Both butter and margarine are fats, obviously, and I do know that some fat is good for you but it can be confusing to try and decide which one to go for. Personally, I will continue to use a good quality extra virgin olive oil for cooking and drizzling and even for making flapjacks. But, I will also continue to buy butter, and I will never again buy margarine.
Are we being lied to?
The real issue here is, not whether it’s okay for us to use butter in our baked potatoes or flapjack recipes, but what are we being ‘fed’ when it comes to healthy eating by the health experts, government, and ultimately the food industry?
Are the so-called ‘health foods’ we’re encouraged to buy really good for us?

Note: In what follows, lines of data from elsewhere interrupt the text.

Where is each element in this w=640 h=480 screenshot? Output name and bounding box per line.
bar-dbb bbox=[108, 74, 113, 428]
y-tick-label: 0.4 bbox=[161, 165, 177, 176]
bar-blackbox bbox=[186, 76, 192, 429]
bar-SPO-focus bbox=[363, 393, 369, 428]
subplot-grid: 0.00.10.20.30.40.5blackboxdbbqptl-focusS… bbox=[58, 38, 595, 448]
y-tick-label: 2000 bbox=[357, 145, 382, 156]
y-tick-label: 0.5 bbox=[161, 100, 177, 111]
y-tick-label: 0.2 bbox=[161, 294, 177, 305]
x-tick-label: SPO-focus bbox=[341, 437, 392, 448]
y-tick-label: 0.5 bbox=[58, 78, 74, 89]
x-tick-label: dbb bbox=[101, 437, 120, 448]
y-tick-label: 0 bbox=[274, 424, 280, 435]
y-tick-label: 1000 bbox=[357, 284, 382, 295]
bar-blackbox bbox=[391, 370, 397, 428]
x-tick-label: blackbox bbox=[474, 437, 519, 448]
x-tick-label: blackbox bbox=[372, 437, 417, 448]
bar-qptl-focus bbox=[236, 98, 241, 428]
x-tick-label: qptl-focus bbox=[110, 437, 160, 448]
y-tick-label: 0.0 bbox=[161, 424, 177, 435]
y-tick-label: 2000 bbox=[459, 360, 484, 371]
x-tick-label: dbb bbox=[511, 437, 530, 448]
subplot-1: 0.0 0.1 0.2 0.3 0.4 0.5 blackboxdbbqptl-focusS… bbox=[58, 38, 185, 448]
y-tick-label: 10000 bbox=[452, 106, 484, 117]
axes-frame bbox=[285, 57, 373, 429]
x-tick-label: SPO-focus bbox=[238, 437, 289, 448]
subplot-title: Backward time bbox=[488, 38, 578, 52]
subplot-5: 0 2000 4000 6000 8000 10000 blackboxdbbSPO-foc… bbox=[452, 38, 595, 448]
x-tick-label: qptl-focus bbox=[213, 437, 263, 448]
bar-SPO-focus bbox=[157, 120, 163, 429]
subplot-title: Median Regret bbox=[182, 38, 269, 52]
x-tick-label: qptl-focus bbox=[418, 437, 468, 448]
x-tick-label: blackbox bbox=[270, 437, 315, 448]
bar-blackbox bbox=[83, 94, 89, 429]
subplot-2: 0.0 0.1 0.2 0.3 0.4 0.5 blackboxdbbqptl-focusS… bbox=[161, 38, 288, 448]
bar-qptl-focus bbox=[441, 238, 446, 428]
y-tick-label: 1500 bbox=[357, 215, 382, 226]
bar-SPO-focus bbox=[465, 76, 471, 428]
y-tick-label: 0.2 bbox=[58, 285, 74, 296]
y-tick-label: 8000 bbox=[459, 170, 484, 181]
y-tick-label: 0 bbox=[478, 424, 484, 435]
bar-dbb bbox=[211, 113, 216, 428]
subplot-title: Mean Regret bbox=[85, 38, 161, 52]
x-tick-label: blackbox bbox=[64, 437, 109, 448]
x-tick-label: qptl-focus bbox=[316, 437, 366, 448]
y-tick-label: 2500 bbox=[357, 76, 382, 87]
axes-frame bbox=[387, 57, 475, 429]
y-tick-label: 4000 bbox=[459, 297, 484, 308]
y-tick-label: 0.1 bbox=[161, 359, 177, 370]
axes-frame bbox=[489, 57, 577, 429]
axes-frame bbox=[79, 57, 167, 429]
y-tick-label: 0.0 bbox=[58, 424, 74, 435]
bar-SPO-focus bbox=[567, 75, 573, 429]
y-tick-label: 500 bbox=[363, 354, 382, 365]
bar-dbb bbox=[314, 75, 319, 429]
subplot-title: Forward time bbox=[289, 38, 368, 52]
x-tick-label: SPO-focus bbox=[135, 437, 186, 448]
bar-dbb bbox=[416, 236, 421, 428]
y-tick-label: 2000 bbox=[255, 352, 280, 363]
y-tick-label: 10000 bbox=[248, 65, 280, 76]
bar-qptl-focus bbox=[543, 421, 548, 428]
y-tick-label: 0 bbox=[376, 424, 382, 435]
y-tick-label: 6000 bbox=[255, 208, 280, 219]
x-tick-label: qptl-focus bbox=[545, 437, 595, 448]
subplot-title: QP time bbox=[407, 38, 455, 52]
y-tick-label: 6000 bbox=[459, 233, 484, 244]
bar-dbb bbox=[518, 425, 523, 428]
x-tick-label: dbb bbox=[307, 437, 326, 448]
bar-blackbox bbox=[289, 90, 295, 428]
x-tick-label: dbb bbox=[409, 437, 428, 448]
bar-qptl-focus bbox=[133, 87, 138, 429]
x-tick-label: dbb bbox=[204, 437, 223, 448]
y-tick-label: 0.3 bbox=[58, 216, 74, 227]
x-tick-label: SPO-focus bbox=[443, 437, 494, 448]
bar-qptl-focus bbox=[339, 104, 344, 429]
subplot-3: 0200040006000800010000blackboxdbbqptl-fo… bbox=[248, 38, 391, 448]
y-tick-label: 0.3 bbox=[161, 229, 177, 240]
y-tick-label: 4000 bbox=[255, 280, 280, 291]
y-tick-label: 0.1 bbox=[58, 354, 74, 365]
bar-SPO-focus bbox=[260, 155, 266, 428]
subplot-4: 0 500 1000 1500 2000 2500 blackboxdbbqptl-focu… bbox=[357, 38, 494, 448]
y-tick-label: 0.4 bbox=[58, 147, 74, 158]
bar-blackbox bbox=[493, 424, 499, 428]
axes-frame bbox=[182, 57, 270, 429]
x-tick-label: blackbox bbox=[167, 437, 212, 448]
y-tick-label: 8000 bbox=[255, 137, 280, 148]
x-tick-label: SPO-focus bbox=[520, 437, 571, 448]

Or, are we better off going back to basics as my friend said, and ‘eating good fresh food your grandmother would recognise’? (minus perhaps the bread and dripping!)

This is obviously a huge topic and I’m quite annoyed that it has taken my husband to have a stroke to be made aware of just how much junk we are being fed both literally, and in the form of perhaps not completely true information when it comes to what to put on our plates.
It all boils down to money (of course it does) and at the moment when it is cheaper to serve highly processed crap such as chicken nuggets and super noodles at tea time than it is to make a homemade vegetable broth with proper bread and fresh fruit for afters, there is something fundamentally wrong.
I never intended this to take a political twist but I would encourage you to do your own research, look at labels and start asking questions about what it is we are being told and more importantly, what we are feeding ourselves and our families.
For a deeper dive into some of the misinformation we’ve been fed about food over the years, and ideas on what to eat instead I highly recommend this interesting article in the Guardian, and of course Tim Spector’s book, ‘Spoonfed.’ Tim is a professor of genetic epidemiology at Kings College London and after suffering a mini-stroke at 50, he began his own journey into reassessing everything he thought he knew about healthy eating. Incidentally, Tim also has swapped his tub of low-fat olive oil based spread in favour of good old fashioned butter.
Over to you. did you know this about margarine or was it just me?